Over the past 30 or so years, neither political party has shown the will to put our fiscal house in order. The numbers are bigger and more meaningless than ever. To assume someone will deliver us from this mayhem is insanity, not optimism. Here is a lovely chart of the US government spending as a % of GDP (State/Fed). Nearly 50% of our GDP is made of .Gov works and this crisis has only made the public turn further towards governmental intervention.

http://www.usgovernmentspending.com/downchart_gs.php?year=1930_2009&view=1&expand=&units=p&fy=fy10&chart=F0-fed_F0-statelocal&stack=1&size=m&title=Total%20Spending%20As%20A%20Percentage%20Of%20GDP&state=US&col=c

The US has seen its best days and that even if we cannot “see” how the eventual transition will occur, let there be no doubt it is occurring. That does not mean we will not create high skill jobs or contribute to the global community, but if you look at what our priorities are (war, socialism, favoritism, fiscal foolishness), it is hard not to see that this country is heading down an unsustainable path sooner rather than later. Like it or not, conservative or liberal, we are bankrupting the foundations of this nation, one day at a time.

The profit motives are definitely intact but expect the trail of riches to follow the path of Bog .Gov. This is the best game in town right now and the asset management industry knows it. Eventually Main Street will figure it out too.

Public Library said...

Here is a great example in the press today of chase the government checkbook.

"effrey Immelt, Welch’s successor at GE, is positioning his Fairfield, Connecticut-based company to take advantage of the current once-in-a-generation “reset” of the government’s role in the economy, he told investors at the April 22 annual meeting in Orlando, Florida.

GE is hoping to serve customers who receive money from the $787 billion federal stimulus plan, signed by Obama Feb. 17, with sales of meters to make electrical distribution more efficient, wind turbines and electronic medical record systems.

Hybrid Locomotives

The company also is applying for Department of Energy stimulus funds to help build a battery factory near Albany, New York.
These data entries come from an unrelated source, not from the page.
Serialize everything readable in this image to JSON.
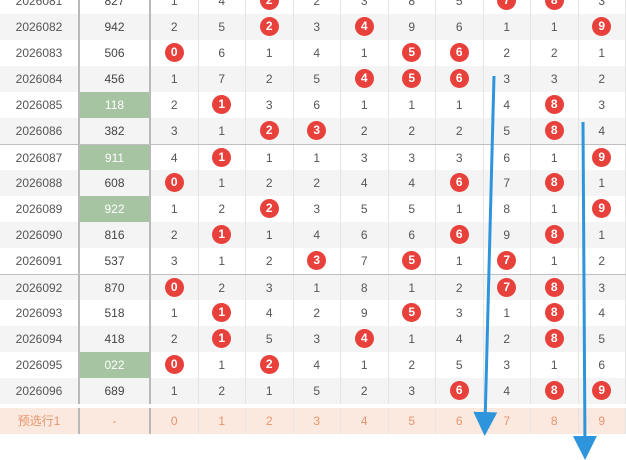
{
  "table": {
    "columns": [
      "0",
      "1",
      "2",
      "3",
      "4",
      "5",
      "6",
      "7",
      "8",
      "9"
    ],
    "rows": [
      {
        "issue": "2026081",
        "code": "827",
        "hl": false,
        "cells": [
          "1",
          "4",
          "2",
          "2",
          "3",
          "8",
          "5",
          "7",
          "8",
          "3"
        ],
        "hits": [
          2,
          7,
          8
        ]
      },
      {
        "issue": "2026082",
        "code": "942",
        "hl": false,
        "cells": [
          "2",
          "5",
          "2",
          "3",
          "4",
          "9",
          "6",
          "1",
          "1",
          "9"
        ],
        "hits": [
          2,
          4,
          9
        ]
      },
      {
        "issue": "2026083",
        "code": "506",
        "hl": false,
        "cells": [
          "0",
          "6",
          "1",
          "4",
          "1",
          "5",
          "6",
          "2",
          "2",
          "1"
        ],
        "hits": [
          0,
          5,
          6
        ]
      },
      {
        "issue": "2026084",
        "code": "456",
        "hl": false,
        "cells": [
          "1",
          "7",
          "2",
          "5",
          "4",
          "5",
          "6",
          "3",
          "3",
          "2"
        ],
        "hits": [
          4,
          5,
          6
        ]
      },
      {
        "issue": "2026085",
        "code": "118",
        "hl": true,
        "cells": [
          "2",
          "1",
          "3",
          "6",
          "1",
          "1",
          "1",
          "4",
          "8",
          "3"
        ],
        "hits": [
          1,
          8
        ]
      },
      {
        "issue": "2026086",
        "code": "382",
        "hl": false,
        "cells": [
          "3",
          "1",
          "2",
          "3",
          "2",
          "2",
          "2",
          "5",
          "8",
          "4"
        ],
        "hits": [
          2,
          3,
          8
        ]
      },
      {
        "issue": "2026087",
        "code": "911",
        "hl": true,
        "cells": [
          "4",
          "1",
          "1",
          "1",
          "3",
          "3",
          "3",
          "6",
          "1",
          "9"
        ],
        "hits": [
          1,
          9
        ]
      },
      {
        "issue": "2026088",
        "code": "608",
        "hl": false,
        "cells": [
          "0",
          "1",
          "2",
          "2",
          "4",
          "4",
          "6",
          "7",
          "8",
          "1"
        ],
        "hits": [
          0,
          6,
          8
        ]
      },
      {
        "issue": "2026089",
        "code": "922",
        "hl": true,
        "cells": [
          "1",
          "2",
          "2",
          "3",
          "5",
          "5",
          "1",
          "8",
          "1",
          "9"
        ],
        "hits": [
          2,
          9
        ]
      },
      {
        "issue": "2026090",
        "code": "816",
        "hl": false,
        "cells": [
          "2",
          "1",
          "1",
          "4",
          "6",
          "6",
          "6",
          "9",
          "8",
          "1"
        ],
        "hits": [
          1,
          6,
          8
        ]
      },
      {
        "issue": "2026091",
        "code": "537",
        "hl": false,
        "cells": [
          "3",
          "1",
          "2",
          "3",
          "7",
          "5",
          "1",
          "7",
          "1",
          "2"
        ],
        "hits": [
          3,
          5,
          7
        ]
      },
      {
        "issue": "2026092",
        "code": "870",
        "hl": false,
        "cells": [
          "0",
          "2",
          "3",
          "1",
          "8",
          "1",
          "2",
          "7",
          "8",
          "3"
        ],
        "hits": [
          0,
          7,
          8
        ]
      },
      {
        "issue": "2026093",
        "code": "518",
        "hl": false,
        "cells": [
          "1",
          "1",
          "4",
          "2",
          "9",
          "5",
          "3",
          "1",
          "8",
          "4"
        ],
        "hits": [
          1,
          5,
          8
        ]
      },
      {
        "issue": "2026094",
        "code": "418",
        "hl": false,
        "cells": [
          "2",
          "1",
          "5",
          "3",
          "4",
          "1",
          "4",
          "2",
          "8",
          "5"
        ],
        "hits": [
          1,
          4,
          8
        ]
      },
      {
        "issue": "2026095",
        "code": "022",
        "hl": true,
        "cells": [
          "0",
          "1",
          "2",
          "4",
          "1",
          "2",
          "5",
          "3",
          "1",
          "6"
        ],
        "hits": [
          0,
          2
        ]
      },
      {
        "issue": "2026096",
        "code": "689",
        "hl": false,
        "cells": [
          "1",
          "2",
          "1",
          "5",
          "2",
          "3",
          "6",
          "4",
          "8",
          "9"
        ],
        "hits": [
          6,
          8,
          9
        ]
      }
    ],
    "group_starts": [
      0,
      6,
      11
    ],
    "footer": {
      "issue": "预选行1",
      "code": "-",
      "cells": [
        "0",
        "1",
        "2",
        "3",
        "4",
        "5",
        "6",
        "7",
        "8",
        "9"
      ]
    }
  },
  "colors": {
    "hit_ball": "#e8403a",
    "code_highlight": "#a6c3a2",
    "arrow": "#2e95dc",
    "footer_bg": "#fbe9df",
    "footer_text": "#e6956c"
  }
}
The sodium-based chemical technology in the batteries, which GE spent $150 million to develop, will be used in hybrid locomotives and represents a new business for the world’s biggest maker of the equipment. "

Tom Burger said...

Public Library,

You should read Doug Noland's Credit Bubble Bulletin from this past Saturday. Go to the end to read his comments, past all the "news" that he lists.
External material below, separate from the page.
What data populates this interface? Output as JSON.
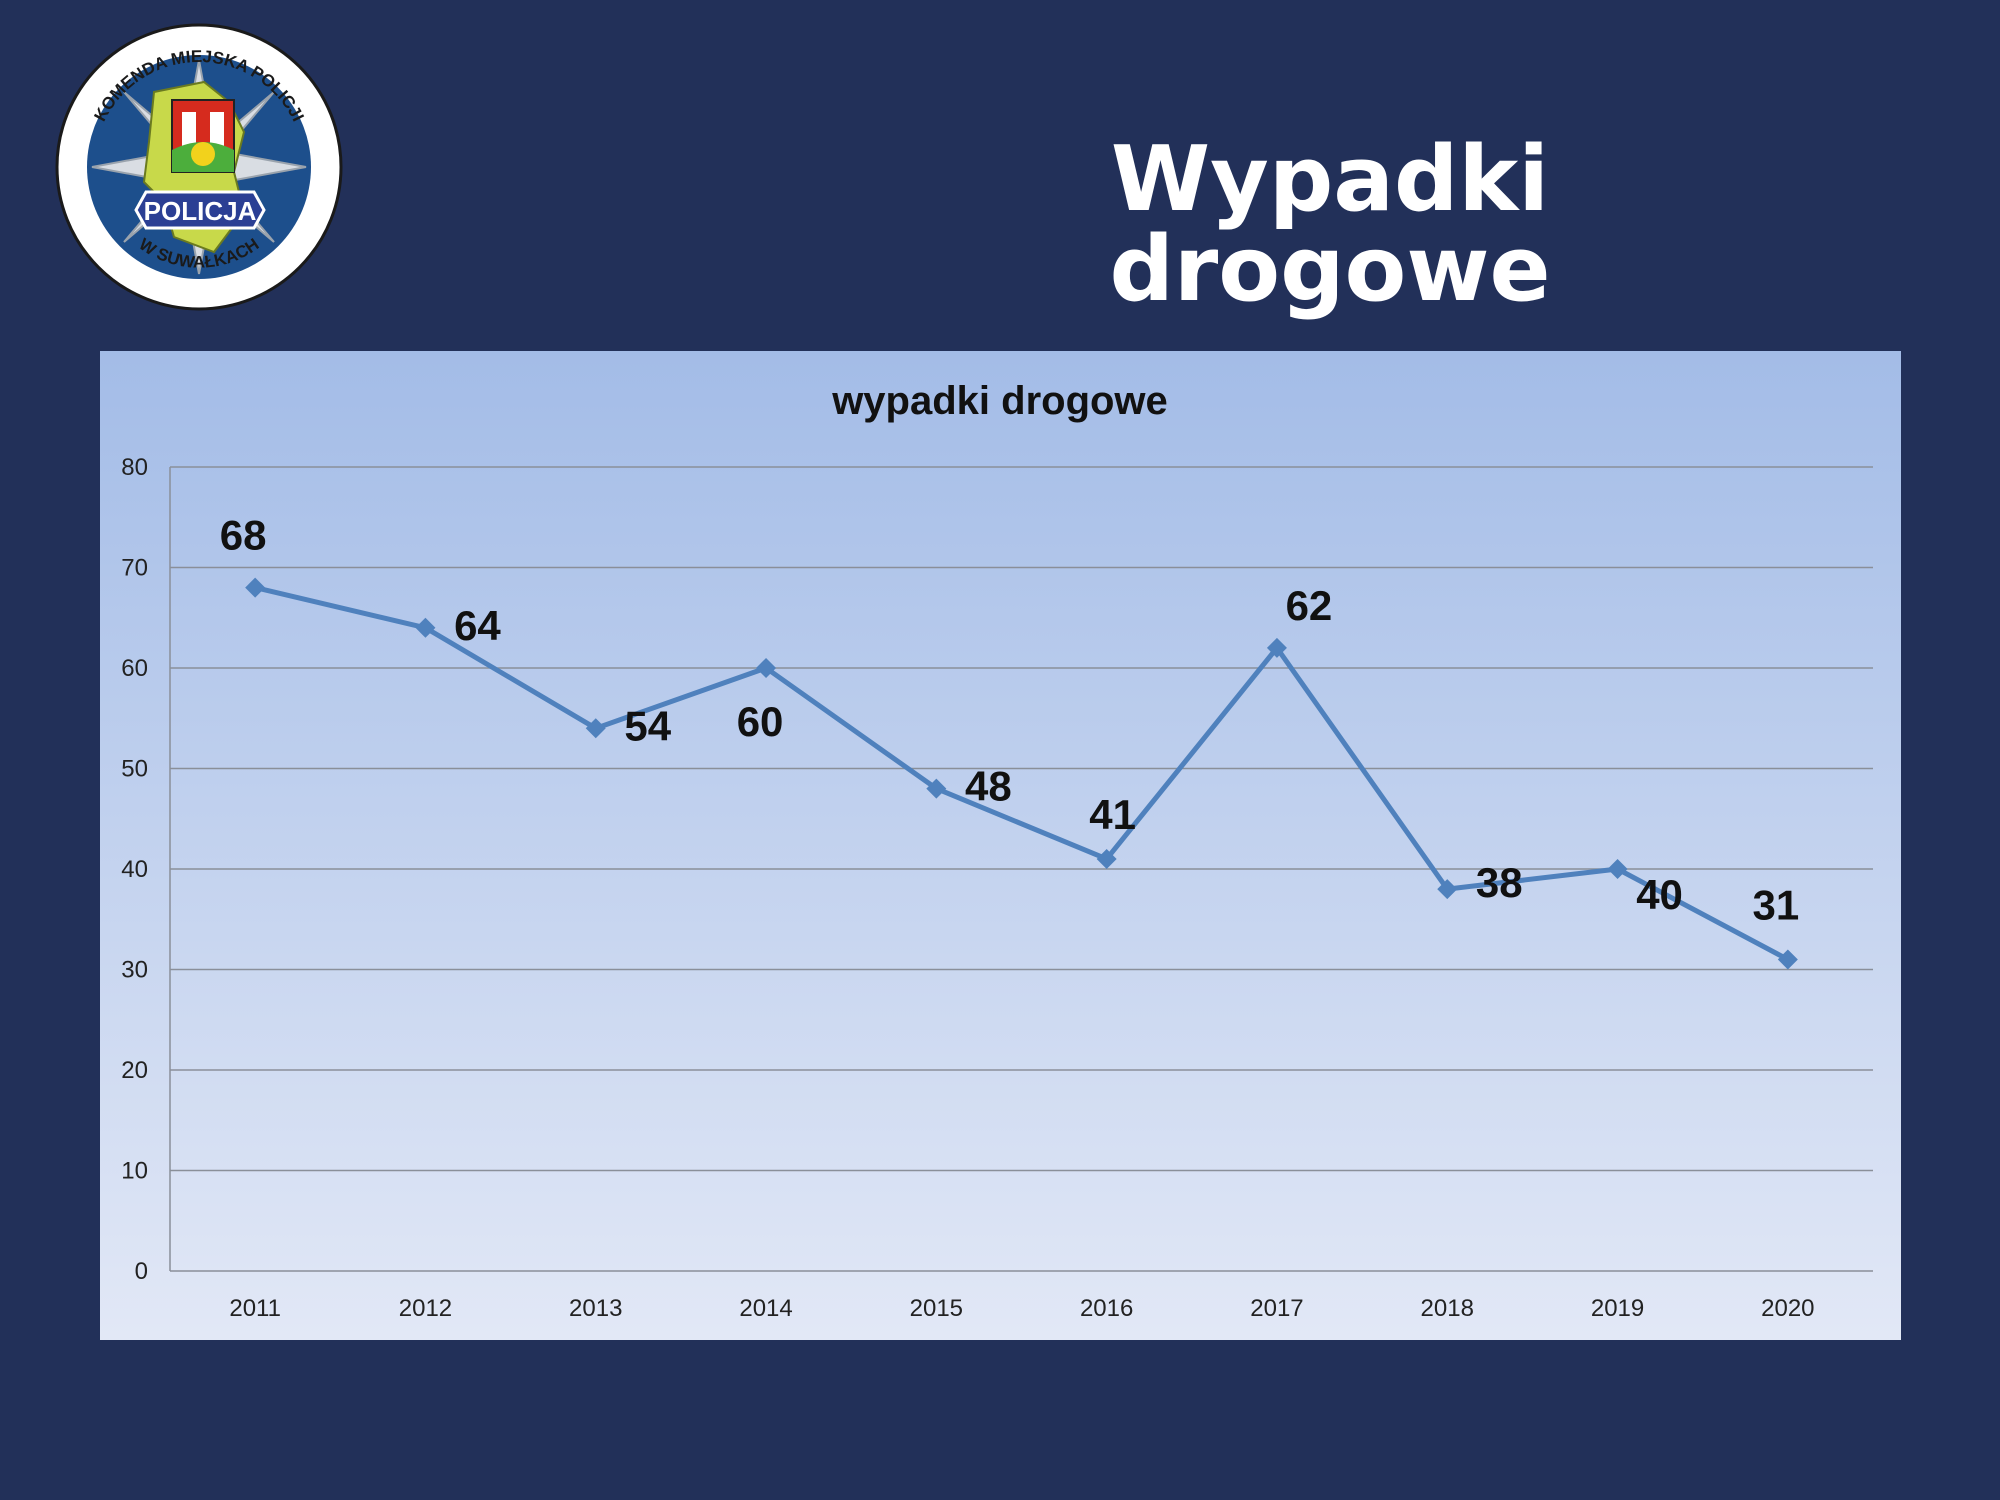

Here's a couple sentences that give part of his gist: "I used to find it rather perplexing that our nation’s largest bond fund managers were among inflationism’s most vocal proponents. I was na├»ve; it now seems all so obvious. Of course, market operators prefer to have the Fed and Washington there reliably backstopping the markets. An activist central bank pegging interest rates and manipulating the cost (hence, the flow) of finance creates wonderful opportunities for the savviest traders playing the money game most adeptly. The expansion of Bubbles creates great opportunities and then, for the enlightened, the bursting of these Bubbles provides only greater profits."
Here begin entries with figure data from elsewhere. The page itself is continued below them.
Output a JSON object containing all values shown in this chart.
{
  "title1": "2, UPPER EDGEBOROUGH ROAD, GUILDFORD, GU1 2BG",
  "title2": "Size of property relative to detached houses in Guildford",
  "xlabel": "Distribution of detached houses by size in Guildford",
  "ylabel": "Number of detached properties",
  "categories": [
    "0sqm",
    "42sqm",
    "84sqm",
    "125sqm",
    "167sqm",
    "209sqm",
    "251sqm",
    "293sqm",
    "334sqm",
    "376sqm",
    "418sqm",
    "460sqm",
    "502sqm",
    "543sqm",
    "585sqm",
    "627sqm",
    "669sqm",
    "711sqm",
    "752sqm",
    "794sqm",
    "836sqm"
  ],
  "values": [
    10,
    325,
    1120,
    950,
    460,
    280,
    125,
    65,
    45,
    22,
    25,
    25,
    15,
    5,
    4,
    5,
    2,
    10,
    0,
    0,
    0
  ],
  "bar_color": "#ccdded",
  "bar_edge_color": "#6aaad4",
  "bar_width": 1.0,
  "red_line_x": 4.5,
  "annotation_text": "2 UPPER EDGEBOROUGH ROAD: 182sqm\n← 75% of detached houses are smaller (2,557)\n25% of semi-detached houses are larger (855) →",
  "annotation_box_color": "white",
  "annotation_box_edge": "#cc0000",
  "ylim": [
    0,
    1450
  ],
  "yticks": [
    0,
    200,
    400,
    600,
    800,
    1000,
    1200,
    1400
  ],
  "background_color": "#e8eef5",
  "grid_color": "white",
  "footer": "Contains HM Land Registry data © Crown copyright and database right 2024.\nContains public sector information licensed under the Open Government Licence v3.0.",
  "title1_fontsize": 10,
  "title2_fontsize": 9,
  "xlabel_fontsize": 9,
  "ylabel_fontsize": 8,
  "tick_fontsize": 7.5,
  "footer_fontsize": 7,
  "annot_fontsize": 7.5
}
I would expand his comments to indicate that the savviest operators know how to play the "government in the economy" game, regardless of the mechanism. Whether it's government payments to "green" investors or bubbles blown by the Fed.

I am not so sure that the "profit motive is alive and well." The "well" part is in doubt because too many entrepreneurs are now focused on the government's next move.

Public Library said...

Tom,

Thanks for the heads up. It was a great read. I firmly believe we are heading towards the next great calamity due in part to the size and nature of the interventions over the past 15 years. Add to that continued fiscal foolishness and you have a spicy recipe for disaster. I do not need sophisticated models to understand this, commonsense will do.